Spatio-temporal variabilities of soil phosphorus pool and phosphorus uptake with maize stover biochar amendment for 5 years of maize

Phosphorus reuse by application of biochar is a recent concept that needs to be supported by long-term field data. To monitor biochar’s long-term effects on P turnover, one-off biochar was applied in 2013 with mineral NPK fertilizers being applied every year since then. Biochar application rates included 0 t ha−1 (CK), 15.75 t ha−1 (BC1), 31.5 t ha−1 (BC2), and 47.25 t ha−1 (BC3). Over the 5 years’ field experiment, P distribution in soil profile, inorganic and organic P fractions in bulk, and rhizosphere soil and maize P uptake were determined.
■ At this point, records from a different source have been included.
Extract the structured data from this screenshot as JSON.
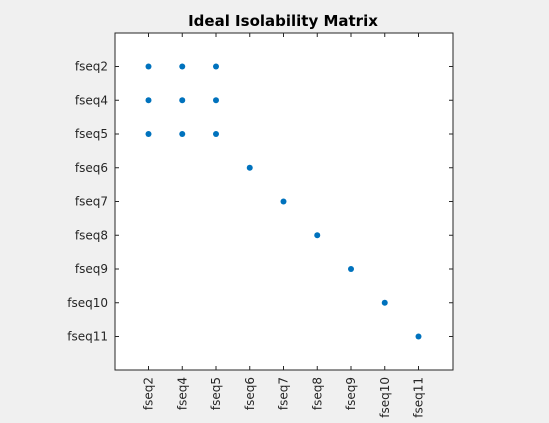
{
  "figure": {
    "background": "#f0f0f0",
    "axes_background": "#ffffff",
    "axis_color": "#262626",
    "marker_color": "#0072bd"
  },
  "chart_data": {
    "type": "scatter",
    "title": "Ideal Isolability Matrix",
    "xlabel": "",
    "ylabel": "",
    "x_categories": [
      "fseq2",
      "fseq4",
      "fseq5",
      "fseq6",
      "fseq7",
      "fseq8",
      "fseq9",
      "fseq10",
      "fseq11"
    ],
    "y_categories": [
      "fseq2",
      "fseq4",
      "fseq5",
      "fseq6",
      "fseq7",
      "fseq8",
      "fseq9",
      "fseq10",
      "fseq11"
    ],
    "y_direction": "top-to-bottom",
    "x_tick_rotation": "vertical",
    "grid": false,
    "box": true,
    "points": [
      {
        "x": "fseq2",
        "y": "fseq2"
      },
      {
        "x": "fseq4",
        "y": "fseq2"
      },
      {
        "x": "fseq5",
        "y": "fseq2"
      },
      {
        "x": "fseq2",
        "y": "fseq4"
      },
      {
        "x": "fseq4",
        "y": "fseq4"
      },
      {
        "x": "fseq5",
        "y": "fseq4"
      },
      {
        "x": "fseq2",
        "y": "fseq5"
      },
      {
        "x": "fseq4",
        "y": "fseq5"
      },
      {
        "x": "fseq5",
        "y": "fseq5"
      },
      {
        "x": "fseq6",
        "y": "fseq6"
      },
      {
        "x": "fseq7",
        "y": "fseq7"
      },
      {
        "x": "fseq8",
        "y": "fseq8"
      },
      {
        "x": "fseq9",
        "y": "fseq9"
      },
      {
        "x": "fseq10",
        "y": "fseq10"
      },
      {
        "x": "fseq11",
        "y": "fseq11"
      }
    ]
  }
}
The results showed that biochar reduced the inorganic P fractions (Ca2-P, Ca8-P, Al-P, Fe-P and O-P by 4.8–33.7%, 8.8–59.0%, 13.7–28.6%, 8.4–17.6%, and 3.3–25.5%, respectively), and increased organic P fractions (MLOP and HROP by 67.2–11.6% and 18.8–87.7%, respectively) in bulk soil, while in rhizosphere soil, Fe-P and MLOP were decreased by 13.4–34.5% and 67.2–111.6%, respectively, in 2017. After the application of biochar for 5 years, moderately labile organic phosphorus (MLOP), moderately resistant organic phosphorus (MROP), and highly resistant organic phosphorus (HROP) with different biochar treatments were enhanced by 12.8–42.7%, 20.1–48.0%, and 5.5–66.6%, respectively, but Ca8-P, Al-P, O-P, and Ca10-P were all decreased by 18.6–24.9%, 16.4–21.4%, and 3.3–23.48%, respectively. Total P storage in 0–100 cm was declined by biochar. Increases in maize P uptake in the stover (38.6–71.3%) and grain (20.9–25.5%) were occurred after 31.5 t ha−1 and 47.25 t ha−1 biochar addition. To sum up, biochar is found to regulate the distribution, storage, and transformation of soil P, which lead to increase in maize P uptake.